Thursday, September 23, 2010

Quilt History in Florida

Hello again! There are lots of quilty things going on in this area. I'd probably know these things a lot sooner if I made it to the local quilt guild meetings, but something always comes up at the last minute.

First off is the Pensacola Museum of Art, which has a new exhibit, "Quilt Art:International Expressions" that I plan to go to this Saturday. Can you believe I have lived here 6 years, and I haven't made it to any one of the local museums? Not once. And I LOVE art! It is supposed to rain all weekend, so a museum trip will be perfectly in order.

Secondly, there is going to be an exhibit starting the end of October in Tallahassee at the Museum of Florida History.  The 29th Annual Capital City Quilt Show: The Garden Party goes through January. There will be over 100 quilts on display. You can see some of the quilts from the book I am reading if you go to that page linked above.

To prepare for that trip (and to keep me busy while my machines are in the shop) I have been re-reading the book Florida Quilts, which covers the history of our state from the 1500s! and the women who lived here as pioneers, through the Civil War hardships, and the quilts they made. Quilts up to the 1980s are included too. The information on the early days of quilt-making here makes me feel like such a slacker. I cannot ever imagine living here in summer without air conditioning, but they did it, and in layers of petticoats and long skirts! They grew gardens year round to feed themselves and made their own quilting supplies. That includes the batting and cloth, people. When you read the stories and see their handiwork, you'll be in awe. This is a 1992 book, so libraries should have it.

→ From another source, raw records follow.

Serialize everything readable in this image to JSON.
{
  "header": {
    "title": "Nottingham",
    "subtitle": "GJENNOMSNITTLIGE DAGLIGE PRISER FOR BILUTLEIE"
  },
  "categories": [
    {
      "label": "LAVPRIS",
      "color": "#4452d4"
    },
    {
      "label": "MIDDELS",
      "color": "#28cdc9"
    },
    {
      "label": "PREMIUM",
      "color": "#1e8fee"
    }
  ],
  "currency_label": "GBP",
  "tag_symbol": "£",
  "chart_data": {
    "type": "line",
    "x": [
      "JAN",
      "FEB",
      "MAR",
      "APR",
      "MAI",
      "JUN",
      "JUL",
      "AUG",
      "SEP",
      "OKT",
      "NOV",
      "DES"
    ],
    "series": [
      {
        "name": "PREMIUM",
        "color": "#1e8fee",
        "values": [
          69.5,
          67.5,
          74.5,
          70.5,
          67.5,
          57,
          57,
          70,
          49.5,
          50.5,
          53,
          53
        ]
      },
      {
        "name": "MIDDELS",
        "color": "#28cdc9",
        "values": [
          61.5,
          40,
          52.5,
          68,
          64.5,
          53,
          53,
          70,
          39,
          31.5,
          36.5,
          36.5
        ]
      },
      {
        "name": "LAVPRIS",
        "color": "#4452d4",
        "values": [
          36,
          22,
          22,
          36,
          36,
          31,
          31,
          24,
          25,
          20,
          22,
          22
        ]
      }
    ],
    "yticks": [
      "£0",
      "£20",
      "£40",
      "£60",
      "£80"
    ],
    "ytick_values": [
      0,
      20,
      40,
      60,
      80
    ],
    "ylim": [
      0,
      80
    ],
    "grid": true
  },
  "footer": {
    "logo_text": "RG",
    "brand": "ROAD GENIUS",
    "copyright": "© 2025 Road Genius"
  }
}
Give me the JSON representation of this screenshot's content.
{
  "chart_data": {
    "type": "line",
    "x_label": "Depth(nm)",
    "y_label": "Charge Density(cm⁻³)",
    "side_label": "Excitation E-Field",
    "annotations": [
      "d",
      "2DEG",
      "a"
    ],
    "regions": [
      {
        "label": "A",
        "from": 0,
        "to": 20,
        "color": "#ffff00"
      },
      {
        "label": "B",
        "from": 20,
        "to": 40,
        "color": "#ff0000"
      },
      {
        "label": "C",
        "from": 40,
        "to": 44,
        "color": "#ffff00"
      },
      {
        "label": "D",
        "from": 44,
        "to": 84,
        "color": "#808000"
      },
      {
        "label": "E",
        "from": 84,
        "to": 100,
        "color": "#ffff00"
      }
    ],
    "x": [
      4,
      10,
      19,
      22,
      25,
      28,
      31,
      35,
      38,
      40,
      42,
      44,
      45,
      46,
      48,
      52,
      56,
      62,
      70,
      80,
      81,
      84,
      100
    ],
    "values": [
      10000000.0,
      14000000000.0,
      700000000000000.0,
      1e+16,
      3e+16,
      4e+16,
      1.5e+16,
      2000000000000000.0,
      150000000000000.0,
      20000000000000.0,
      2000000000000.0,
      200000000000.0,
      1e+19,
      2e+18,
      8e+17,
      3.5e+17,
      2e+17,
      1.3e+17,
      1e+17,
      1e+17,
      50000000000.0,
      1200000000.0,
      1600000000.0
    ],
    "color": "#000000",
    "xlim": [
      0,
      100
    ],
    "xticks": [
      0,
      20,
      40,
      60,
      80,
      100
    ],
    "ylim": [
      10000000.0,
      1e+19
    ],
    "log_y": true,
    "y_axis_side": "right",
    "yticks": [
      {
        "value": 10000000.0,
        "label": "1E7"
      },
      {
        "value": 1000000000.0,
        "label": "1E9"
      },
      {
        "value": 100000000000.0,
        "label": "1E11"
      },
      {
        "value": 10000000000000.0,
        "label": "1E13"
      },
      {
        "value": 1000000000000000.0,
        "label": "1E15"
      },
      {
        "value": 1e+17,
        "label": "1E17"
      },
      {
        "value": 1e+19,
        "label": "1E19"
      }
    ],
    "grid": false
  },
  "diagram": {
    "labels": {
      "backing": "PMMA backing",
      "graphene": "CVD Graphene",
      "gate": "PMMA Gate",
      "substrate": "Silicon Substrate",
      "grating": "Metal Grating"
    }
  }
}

I am a pioneer of sorts. The first I know of in my family to make quilts, so I don't know what it is like to learn from a grandmother, be part of a quilting bee, or hand piece or applique like they used to. Those are some of the most fascinating things about books like this. The pictures of women gathered around a quilting frame that is typically stored on the living room ceiling. Quilt that are so detailed - all made completely by hand. The stories of freed slaves who used only what was on hand to make and fill their quilts to keep warm in winter...this was not just a hobby to them. Yes, it was a creative outlet, but it was very necessary and they took the time to make beauty in the necessity.

I count myself very lucky to have not only piles of fabrics to chose from, but all the notions and comforts that make modern quilt-making a breeze.